New Data Support the Efficacy of Lurasidone for Bipolar Depression
In two recent clinical trials that were presented at the annual meeting of the American Psychiatric Association in May 2012, the atypical antipsychotic lurasidone (Latuda), which is currently used to treat schizophrenia, was associated with significant improvement in bipolar depression compared to placebo. The studies, known as PREVAIL (or Program to Evaluate the Antidepressant Impact of Lurasidone), assessed lurasidone’s efficacy as an adjunctive treatment and as a monotherapy.
PREVAIL 1 assessed lurasidone’s efficacy and safety when the drug was added to treatment with lithium or valproate in bipolar patients who became depressed. In this 6-week study, scores on the Montgomery-Asberg Depression Rating Scale (MADRS) improved significantly more in patients taking lurasidone (20 – 120mg/day; N=183) in addition to their mood stabilizer compared to those who received placebo (N=165) in addition to their mood stabilizer.
In PREVAIL 2, patients received lurasidone at either 20-60mg/day (N=166) or 80-120mg/day (N=169) or placebo (N=170) as a monotherapy for bipolar depression. As measured by MADRS scores, lurasidone was significantly more effective in improving bipolar depression than placebo was by the end of the 6-week study period.

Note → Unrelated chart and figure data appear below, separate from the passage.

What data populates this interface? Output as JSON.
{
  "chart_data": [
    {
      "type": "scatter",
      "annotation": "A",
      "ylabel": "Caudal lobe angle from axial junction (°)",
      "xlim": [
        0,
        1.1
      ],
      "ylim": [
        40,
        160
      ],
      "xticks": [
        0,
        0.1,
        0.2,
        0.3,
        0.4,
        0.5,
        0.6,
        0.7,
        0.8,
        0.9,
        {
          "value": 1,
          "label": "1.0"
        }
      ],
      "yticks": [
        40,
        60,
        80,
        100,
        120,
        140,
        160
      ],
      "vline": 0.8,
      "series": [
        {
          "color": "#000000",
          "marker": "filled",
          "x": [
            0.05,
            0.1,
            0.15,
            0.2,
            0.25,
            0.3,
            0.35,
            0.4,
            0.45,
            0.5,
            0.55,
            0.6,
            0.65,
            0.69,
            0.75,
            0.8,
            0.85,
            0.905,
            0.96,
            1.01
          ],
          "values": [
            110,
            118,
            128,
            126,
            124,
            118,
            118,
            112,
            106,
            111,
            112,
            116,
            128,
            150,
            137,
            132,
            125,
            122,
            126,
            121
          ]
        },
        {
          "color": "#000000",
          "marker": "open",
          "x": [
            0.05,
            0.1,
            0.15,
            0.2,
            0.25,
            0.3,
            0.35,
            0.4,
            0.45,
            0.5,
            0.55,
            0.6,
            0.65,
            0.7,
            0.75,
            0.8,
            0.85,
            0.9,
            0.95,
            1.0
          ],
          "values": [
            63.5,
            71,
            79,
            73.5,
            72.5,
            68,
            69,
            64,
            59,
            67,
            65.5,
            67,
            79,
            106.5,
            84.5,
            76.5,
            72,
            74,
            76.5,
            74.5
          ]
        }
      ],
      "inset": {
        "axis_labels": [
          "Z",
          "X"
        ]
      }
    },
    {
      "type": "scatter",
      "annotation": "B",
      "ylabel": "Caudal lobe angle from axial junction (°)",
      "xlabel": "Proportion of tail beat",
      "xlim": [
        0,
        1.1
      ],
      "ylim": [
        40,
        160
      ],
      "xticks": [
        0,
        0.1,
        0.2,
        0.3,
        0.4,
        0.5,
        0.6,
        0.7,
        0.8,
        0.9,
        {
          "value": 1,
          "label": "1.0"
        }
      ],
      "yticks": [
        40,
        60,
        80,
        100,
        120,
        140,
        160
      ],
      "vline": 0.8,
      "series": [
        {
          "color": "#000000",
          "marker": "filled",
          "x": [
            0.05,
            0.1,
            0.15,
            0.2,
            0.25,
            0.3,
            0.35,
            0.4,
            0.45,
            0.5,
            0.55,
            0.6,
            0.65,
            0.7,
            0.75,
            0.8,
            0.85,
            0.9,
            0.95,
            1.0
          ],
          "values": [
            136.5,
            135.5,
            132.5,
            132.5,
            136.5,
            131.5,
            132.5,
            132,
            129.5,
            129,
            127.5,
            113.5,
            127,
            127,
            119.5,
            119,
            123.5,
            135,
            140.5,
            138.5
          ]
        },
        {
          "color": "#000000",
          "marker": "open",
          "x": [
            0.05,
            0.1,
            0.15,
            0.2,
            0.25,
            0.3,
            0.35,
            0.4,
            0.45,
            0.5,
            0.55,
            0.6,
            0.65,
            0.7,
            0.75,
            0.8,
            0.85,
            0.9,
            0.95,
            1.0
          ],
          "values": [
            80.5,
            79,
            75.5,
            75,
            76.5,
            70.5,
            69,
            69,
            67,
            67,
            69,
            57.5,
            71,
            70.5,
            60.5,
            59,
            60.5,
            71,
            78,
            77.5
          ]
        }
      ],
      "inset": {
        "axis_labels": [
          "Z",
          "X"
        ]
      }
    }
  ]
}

In both studies lurasidone showed significant effects on other measures and endpoints including: improvement in Clinical Global Impressions severity of depression (CGI-BP-S) scores, reductions in anxiety symptoms, and improvement in social or occupational functioning. Lurasidone also produced higher rates of response (50% improvement on the MADRS). The CGI-BP-S improved in patients on lurasidone significantly more than in those on placebo as early as week one.
Editor’s Note: These two trials in bipolar depression suggest new possibilities for treating the depressed phase of bipolar disorder.
In studies of patients with schizophrenia, lurasidone has had an excellent safety and tolerability profile; it is relatively weight neutral and does not increase metabolic indices such cholesterol, triglycerides, or blood sugar.
Lurasidone also has an unusual mechanism of action, blocking serotonin 5HT 7 receptors, that may be related to its antidepressant effects. Antagonism of 5HT 7 receptors has been closely linked to antidepressant effects in studies of animal models of depression by two different investigators, Stephen Stahl and Herb Meltzer. It remains to be seen whether this or some other mechanism of lurasidone accounts for its antidepressant effects.
As we have noted before, since all antipsychotic drugs used in the treatment of schizophrenia (which block dopamine D2 receptors) also show efficacy in mania, it is likely that lurasidone will show the same effects. Studies of the drug in mania have not yet been presented. Lurasidone is not yet FDA-approved for bipolar depression, but the PREVAIL studies may be sufficient for an application for FDA approval of lurasidone for this additional indication.
Currently quetiapine (Seroquel) is the only monotherapy approved for bipolar depression. Studies of two other atypical antipsychotics, ziprasidone (Geodon) and aripiprazole (Abilify), failed to show efficacy in bipolar depression when compared with placebo. Ziprasidone’s effects were similar to those of placebo, while aripiprazole showed evidence of significant improvement in the first weeks of treatment compared to placebo, but these failed to last, perhaps because of overly high doses that led to a high drop-out rate.
Antidepressants used for the treatment of unipolar depression are not FDA-approved for bipolar depression and did not appear to be beneficial compared to placebo in recent meta-analyses by Sidor and MacQueen. These antidepressants include the selective serotonin reuptake inhibitors (SSRIs), mixed serotonin and norepinephrine reuptake inhibitors (SNRIs), the dopamine active drug bupropion, and the older tricyclic antidepressants. Not only are these antidepressants not effective in bipolar depression, but some (especially the tricyclics and the SNRIs) appear to increase risk of switching into mania.
None of the mood stabilizers are FDA-approved for bipolar depression; these include lithium, valproate, carbamazepine, and lamotrigine. Thus, quetiapine has had the unique position of being FDA-approved to treat both phases of bipolar disorder—mania and depression—and for prevention of both mania and depression when used as an adjunct to lithium or valproate.
If the lurasidone data lead to FDA approval of this drug as a monotherapy, it will be only the second monotherapy (after quetiapine) approved for bipolar depression. (The combination of olanzapine and fluoxetine is also approved for this indication.) Since bipolar depression can take a serious toll on patients’ health, cognition, and life expectancy, the prospect of having another effective drug for this phase of the illness is especially promising.